Wells Fargo, Awash in Scandal, Faces Violations Over Car Insurance Refunds
Wells Fargo, the scandal-plagued bank, is facing new regulatory scrutiny for not refunding insurance money owed to people who paid off their car loans early, according to people briefed on the inquiry.
Just last month Wells Fargo was found to have forced unneeded collision insurance on consumers who financed their car purchases. That practice, first disclosed by The New York Times, affected 800,000 customers according to an analysis commissioned by the bank. Some 274,000 people were pushed into delinquency as a result, and 25,000 cars were wrongly repossessed.

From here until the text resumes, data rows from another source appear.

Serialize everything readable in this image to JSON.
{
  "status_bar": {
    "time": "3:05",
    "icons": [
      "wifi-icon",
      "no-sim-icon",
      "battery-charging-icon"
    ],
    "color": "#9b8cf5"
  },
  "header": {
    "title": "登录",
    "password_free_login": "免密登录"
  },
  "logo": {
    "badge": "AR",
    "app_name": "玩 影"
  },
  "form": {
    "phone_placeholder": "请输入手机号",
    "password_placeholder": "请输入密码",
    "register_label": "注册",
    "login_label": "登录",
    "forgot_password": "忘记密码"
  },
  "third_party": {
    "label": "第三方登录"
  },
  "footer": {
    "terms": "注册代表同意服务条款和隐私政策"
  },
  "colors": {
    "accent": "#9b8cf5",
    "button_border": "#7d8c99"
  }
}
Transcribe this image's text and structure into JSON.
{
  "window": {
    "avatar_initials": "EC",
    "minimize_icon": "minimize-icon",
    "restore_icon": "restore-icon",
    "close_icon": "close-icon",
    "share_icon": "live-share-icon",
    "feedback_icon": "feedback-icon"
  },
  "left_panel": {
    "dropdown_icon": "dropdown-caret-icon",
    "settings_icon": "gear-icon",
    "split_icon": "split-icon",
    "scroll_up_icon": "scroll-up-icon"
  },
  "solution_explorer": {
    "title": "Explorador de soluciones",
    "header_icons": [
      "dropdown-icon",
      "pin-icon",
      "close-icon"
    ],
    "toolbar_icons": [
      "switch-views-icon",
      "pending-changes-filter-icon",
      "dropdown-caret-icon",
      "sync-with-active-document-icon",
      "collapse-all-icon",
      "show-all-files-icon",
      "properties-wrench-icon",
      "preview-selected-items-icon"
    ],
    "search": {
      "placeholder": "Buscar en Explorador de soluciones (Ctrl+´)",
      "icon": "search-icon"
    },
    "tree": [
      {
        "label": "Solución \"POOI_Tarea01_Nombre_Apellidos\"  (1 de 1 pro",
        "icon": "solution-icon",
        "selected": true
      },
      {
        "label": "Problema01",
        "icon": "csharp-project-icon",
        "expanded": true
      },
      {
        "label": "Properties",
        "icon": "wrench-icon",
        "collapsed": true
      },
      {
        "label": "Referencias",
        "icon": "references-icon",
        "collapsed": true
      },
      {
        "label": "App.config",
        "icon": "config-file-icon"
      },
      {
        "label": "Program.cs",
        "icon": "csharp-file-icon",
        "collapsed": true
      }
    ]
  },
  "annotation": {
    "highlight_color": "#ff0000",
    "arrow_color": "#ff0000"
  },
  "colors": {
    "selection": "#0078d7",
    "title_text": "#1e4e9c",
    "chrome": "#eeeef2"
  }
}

The latest inquiry, by officials at the Federal Reserve Bank of San Francisco, where the bank has its headquarters, involves a different, specialized type of insurance that is sold to consumers when they buy a car. Called guaranteed auto protection insurance, or GAP, it is intended to protect a lender against the fact that a car — the collateral for its loan — loses significant value the moment it is driven off the lot.
GAP insurance, also known as guaranteed asset protection, makes up that difference for a lender if, for instance, a car is stolen before the loan is paid off. Regular car insurance typically covers only the current market value.

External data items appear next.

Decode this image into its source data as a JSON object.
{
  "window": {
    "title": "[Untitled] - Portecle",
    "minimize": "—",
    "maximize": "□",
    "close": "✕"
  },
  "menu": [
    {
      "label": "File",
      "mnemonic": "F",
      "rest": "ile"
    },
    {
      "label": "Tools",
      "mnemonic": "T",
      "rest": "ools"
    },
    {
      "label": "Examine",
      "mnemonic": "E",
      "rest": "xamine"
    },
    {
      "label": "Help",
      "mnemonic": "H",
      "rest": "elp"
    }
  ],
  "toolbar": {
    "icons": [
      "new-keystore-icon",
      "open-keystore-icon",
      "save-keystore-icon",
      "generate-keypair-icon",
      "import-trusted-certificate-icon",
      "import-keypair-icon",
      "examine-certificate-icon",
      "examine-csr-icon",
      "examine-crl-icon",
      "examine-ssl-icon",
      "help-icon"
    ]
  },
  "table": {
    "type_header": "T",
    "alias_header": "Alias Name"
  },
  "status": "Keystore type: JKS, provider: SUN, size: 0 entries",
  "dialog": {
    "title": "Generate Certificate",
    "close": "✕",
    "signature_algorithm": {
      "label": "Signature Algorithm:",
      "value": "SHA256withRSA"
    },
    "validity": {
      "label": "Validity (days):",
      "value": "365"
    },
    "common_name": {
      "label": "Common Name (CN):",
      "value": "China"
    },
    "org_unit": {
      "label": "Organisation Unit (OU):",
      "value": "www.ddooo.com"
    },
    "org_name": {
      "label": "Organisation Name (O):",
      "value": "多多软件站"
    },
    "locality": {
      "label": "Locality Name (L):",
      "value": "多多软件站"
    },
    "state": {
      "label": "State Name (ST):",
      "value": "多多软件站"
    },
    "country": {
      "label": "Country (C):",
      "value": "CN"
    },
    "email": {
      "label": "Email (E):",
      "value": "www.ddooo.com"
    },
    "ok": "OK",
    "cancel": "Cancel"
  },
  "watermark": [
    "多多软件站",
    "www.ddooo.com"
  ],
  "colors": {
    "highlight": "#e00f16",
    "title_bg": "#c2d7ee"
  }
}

Because Wells Fargo is a large auto lender, tens of thousands of customers may have been affected by the bank’s actions on GAP insurance.

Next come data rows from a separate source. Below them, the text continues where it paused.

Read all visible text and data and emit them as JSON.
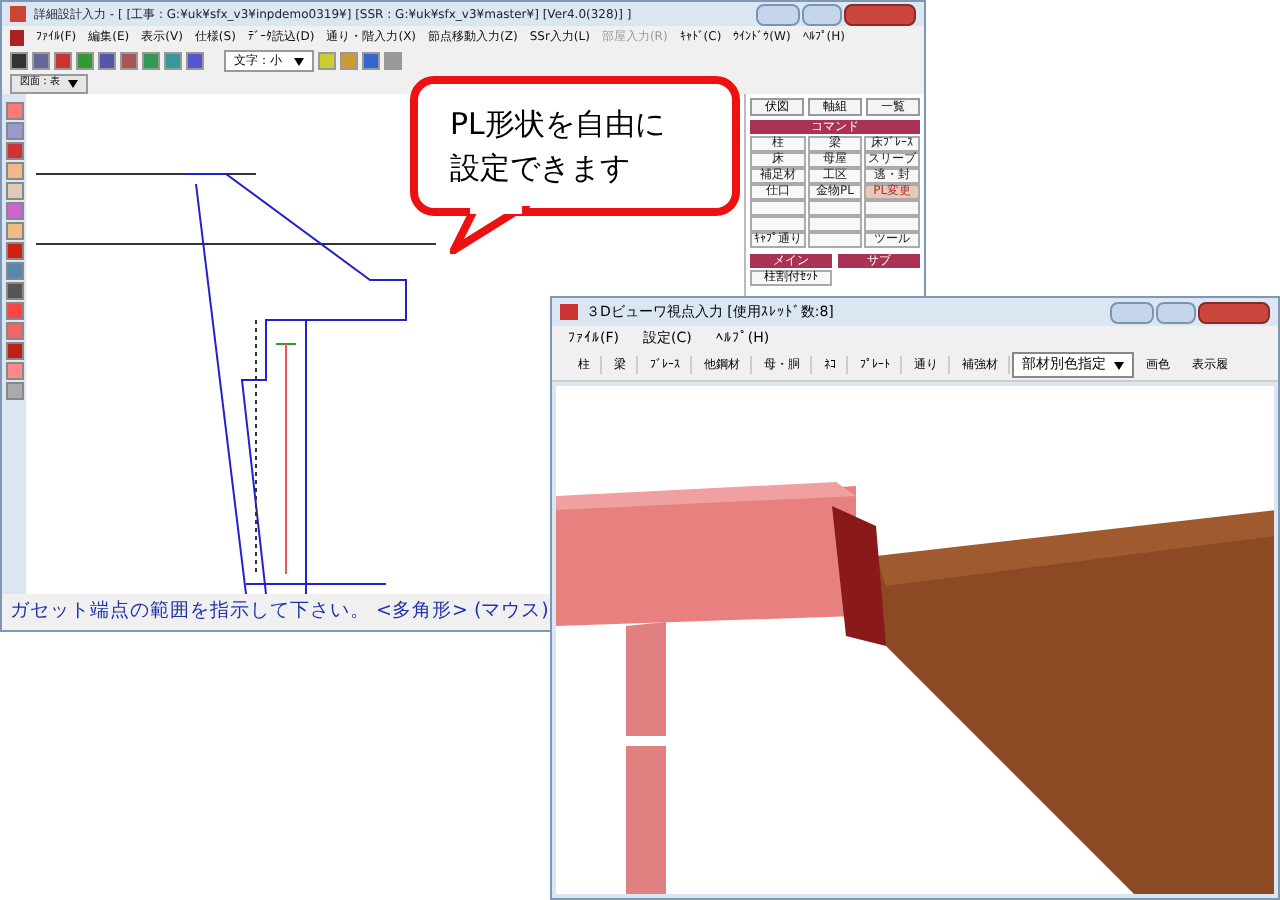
{
  "back_window": {
    "title": "詳細設計入力 - [ [工事 : G:¥uk¥sfx_v3¥inpdemo0319¥] [SSR : G:¥uk¥sfx_v3¥master¥] [Ver4.0(328)] ]",
    "menu": [
      {
        "label": "ﾌｧｲﾙ(F)",
        "disabled": false
      },
      {
        "label": "編集(E)",
        "disabled": false
      },
      {
        "label": "表示(V)",
        "disabled": false
      },
      {
        "label": "仕様(S)",
        "disabled": false
      },
      {
        "label": "ﾃﾞｰﾀ読込(D)",
        "disabled": false
      },
      {
        "label": "通り・階入力(X)",
        "disabled": false
      },
      {
        "label": "節点移動入力(Z)",
        "disabled": false
      },
      {
        "label": "SSr入力(L)",
        "disabled": false
      },
      {
        "label": "部屋入力(R)",
        "disabled": true
      },
      {
        "label": "ｷｬﾄﾞ(C)",
        "disabled": false
      },
      {
        "label": "ｳｲﾝﾄﾞｳ(W)",
        "disabled": false
      },
      {
        "label": "ﾍﾙﾌﾟ(H)",
        "disabled": false
      }
    ],
    "font_combo": "文字：小",
    "view_combo": "図面：表",
    "view_tabs": [
      {
        "label": "伏図",
        "selected": false
      },
      {
        "label": "軸組",
        "selected": false
      },
      {
        "label": "一覧",
        "selected": false
      }
    ],
    "command_header": "コマンド",
    "commands": [
      {
        "label": "柱",
        "selected": false
      },
      {
        "label": "梁",
        "selected": false
      },
      {
        "label": "床ﾌﾞﾚｰｽ",
        "selected": false
      },
      {
        "label": "床",
        "selected": false
      },
      {
        "label": "母屋",
        "selected": false
      },
      {
        "label": "スリーブ",
        "selected": false
      },
      {
        "label": "補足材",
        "selected": false
      },
      {
        "label": "工区",
        "selected": false
      },
      {
        "label": "逃・封",
        "selected": false
      },
      {
        "label": "仕口",
        "selected": false
      },
      {
        "label": "金物PL",
        "selected": false
      },
      {
        "label": "PL変更",
        "selected": true
      },
      {
        "selected": false
      },
      {
        "selected": false
      },
      {
        "selected": false
      },
      {
        "selected": false
      },
      {
        "selected": false
      },
      {
        "selected": false
      },
      {
        "label": "ｷｬﾌﾟ通り",
        "selected": false
      },
      {
        "selected": false
      },
      {
        "label": "ツール",
        "selected": false
      }
    ],
    "main_header": "メイン",
    "sub_header": "サブ",
    "main_button": "柱割付ｾｯﾄ",
    "status": "ガセット端点の範囲を指示して下さい。 <多角形> (マウス)"
  },
  "callout": {
    "lines": [
      "PL形状を自由に",
      "設定できます"
    ]
  },
  "front_window": {
    "title": "３Dビューワ視点入力 [使用ｽﾚｯﾄﾞ数:8]",
    "menu": [
      "ﾌｧｲﾙ(F)",
      "設定(C)",
      "ﾍﾙﾌﾟ(H)"
    ],
    "tools": [
      "柱",
      "梁",
      "ﾌﾞﾚｰｽ",
      "他鋼材",
      "母・胴",
      "ﾈｺ",
      "ﾌﾟﾚｰﾄ",
      "通り",
      "補強材"
    ],
    "color_select": "部材別色指定",
    "tools_right": [
      "画色",
      "表示履"
    ]
  }
}
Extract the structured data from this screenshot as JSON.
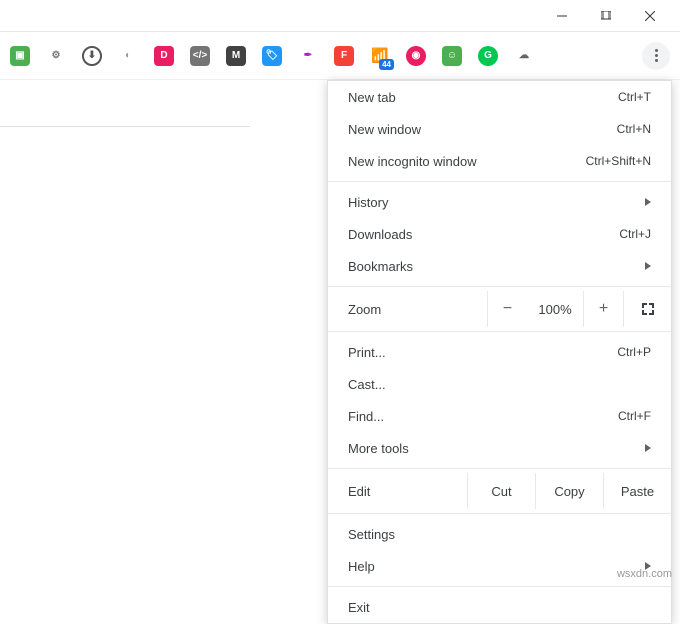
{
  "toolbar": {
    "badge_count": "44"
  },
  "menu": {
    "new_tab": {
      "label": "New tab",
      "shortcut": "Ctrl+T"
    },
    "new_window": {
      "label": "New window",
      "shortcut": "Ctrl+N"
    },
    "new_incognito": {
      "label": "New incognito window",
      "shortcut": "Ctrl+Shift+N"
    },
    "history": {
      "label": "History"
    },
    "downloads": {
      "label": "Downloads",
      "shortcut": "Ctrl+J"
    },
    "bookmarks": {
      "label": "Bookmarks"
    },
    "zoom": {
      "label": "Zoom",
      "minus": "−",
      "value": "100%",
      "plus": "+"
    },
    "print": {
      "label": "Print...",
      "shortcut": "Ctrl+P"
    },
    "cast": {
      "label": "Cast..."
    },
    "find": {
      "label": "Find...",
      "shortcut": "Ctrl+F"
    },
    "more_tools": {
      "label": "More tools"
    },
    "edit": {
      "label": "Edit",
      "cut": "Cut",
      "copy": "Copy",
      "paste": "Paste"
    },
    "settings": {
      "label": "Settings"
    },
    "help": {
      "label": "Help"
    },
    "exit": {
      "label": "Exit"
    }
  },
  "watermark": "wsxdn.com"
}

It is not mandatory for car buyers to carry GAP insurance, which typically costs $400 to $600. But car dealers push the insurance, and lenders like it because of the protection it provides. When borrowers pay off the loans early, they are entitled to a refund of some of the GAP insurance premium because the coverage they paid for is no longer needed.
Laws in nine states require that customers get unused insurance money back. They are Alabama, Colorado, Indiana, Iowa, Maryland, Massachusetts, Oklahoma, Oregon and South Carolina.
Jennifer A. Temple, a Wells Fargo spokeswoman, provided a statement saying: “During an internal review, we discovered issues related to a lack of oversight and controls surrounding the administration of Guaranteed Asset Protection products. We are reviewing our practices and actively working with our dealers and have already begun making improvements to the GAP refund process. If we find customer impacts, we will make customers whole.”
Ms. Temple declined to say when the problem began. She said the bank was trying to assess how many customers had been affected. Wells Fargo improved controls on the refund process in 2014, she said. The unit of the bank that makes car loans is called Wells Fargo Dealer Services.
Asked about the regulatory inquiry into GAP insurance at Wells Fargo, Darren Gersh, a spokesman for the Federal Reserve Board in Washington said, “We are focused on ensuring that the root causes of a firm’s compliance and controls breakdowns are understood and addressed.” He declined to comment on the specifics, adding that “the Federal Reserve Board will take any regulatory and supervisory steps we feel are necessary to ensure the firm’s attention to compliance.”
A failure to refund the insurance money harmed borrowers whose cars were repossessed by increasing what they owed, a figure that the bank reports to consumer credit bureaus. All 50 states require that the amount of unused insurance be credited to those borrowers’ accounts, reducing the amount owed.